Bipolar Disorder
Also commonly known as manic depression, bipolar disorder is a psychiatric brain disorder. People suffering from the disease experience extreme and unusual shifts in mood and energy that can affect their ability to function on a normal basis. The disease most often becomes apparent in late adolescence or early adulthood, although there are exceptions. It affects over two million Americans.
Symptoms
The most obvious symptoms are dramatic mood swings,
alternating between mania, which feels like an extreme “high”, and depression,
when patients often feel inexplicably sad and hopeless. Normal moods often
occur between these cycles.
- Mania can be characterized by:
- An excessively good mood
- An increase in energy and restlessness
- Inability to concentrate
- A decreased need for sleep
- More aggressive behavior
- Extreme irritability
- Poor judgment and unrealistic beliefs in one’s own abilities
- Depression can be characterized by:
- Long-lasting moods of sadness or anxiety
- Feeling pessimistic or hopeless
- A decrease in energy and fatigue
- Either sleeping too much, or being unable to sleep
- Lack of interest in activities you normally enjoy
- Feeling guilty or helpless
- Thoughts or attempts at suicide
Bipolar disorder sufferers can experience a broad spectrum of states, from severe mania to severe depression. They may experience states in between these extremes, such as mild mania, mild depression or normal moods.
- Bipolar I Disorder: People experience recurrent episodes of mania and depression
- Bipolar II Disorder: People experience mild mania, also called hypomania, alternating with depression
- Rapid-Cycling Bipolar Disorder: People experience at least four episodes of mania or depression within a year.
Bipolar disorder is the result of a combination of multiple factors, but doctors and researchers are still unsure of what exactly causes the disorder.

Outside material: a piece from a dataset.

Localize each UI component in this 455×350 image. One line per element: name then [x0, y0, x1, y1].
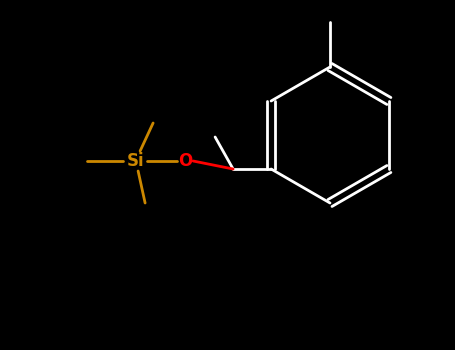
- Text: Si: Si: [126, 152, 144, 170]
- Text: O: O: [178, 152, 192, 170]
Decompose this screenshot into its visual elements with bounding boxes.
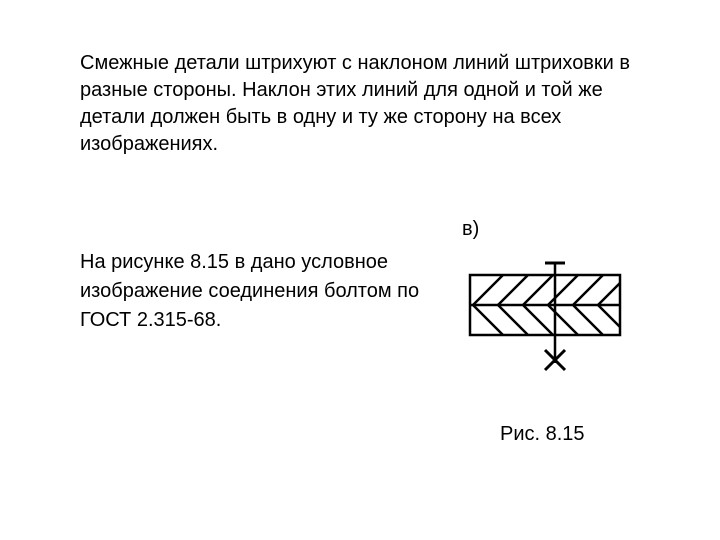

- Genetics appear to contribute to the likeliness of having bipolar disorder. It tends to run in families, but is not caused by a single gene. The disorder is not entirely genetic, as it is also caused by many genes acting together with environmental factors.
- Studies of the brain indicate that the brains of people with bipolar disorder differ from people without it. More research needs to be done to identify specific characteristics.
With proper medical attention, many people with bipolar disorder can bring their mood swings and other symptoms under control. Most treatments use a combination of medication and psychosocial treatment for long-term care.
- The most common medications prescribed are long-term “mood stabilizers” such as lithium, valproate, and carbamazepine. Doctors may prescribe other drugs for short, intense bursts of mania and depression.
- Psychosocial treatments include talking with a psychologist, social worker, or counselor. These professionals work with psychiatrists to treat the patient. There are several types of psychosocial treatments widely used.
- Cognitive behavior therapy: patients learn to change negative thought patterns and behaviors.
- Psychoeducation:
Patients are taught the symptoms of the disease, so that they can seek
help early and avoid severe mood swings.
- Family therapy: Professionals work with the patient and his or her family to lower the level of distress in the family. Such distress can either heighten the disease or be a result of the patient’s behavior.
- Interpersonal and social rhythm therapy: Patients work to improve their interpersonal skills and form daily routines that can reduce mood swings.
- If these types of treatments, either alone or in combination, fail to produce results, electroconvulsive therapy (ECT) may be attempted. This type of therapy is effective in treating severe episodes of mania or depression, or episodes where both are combined. The risks of memory problems have been reduced, but there are still risks involved with the treatment.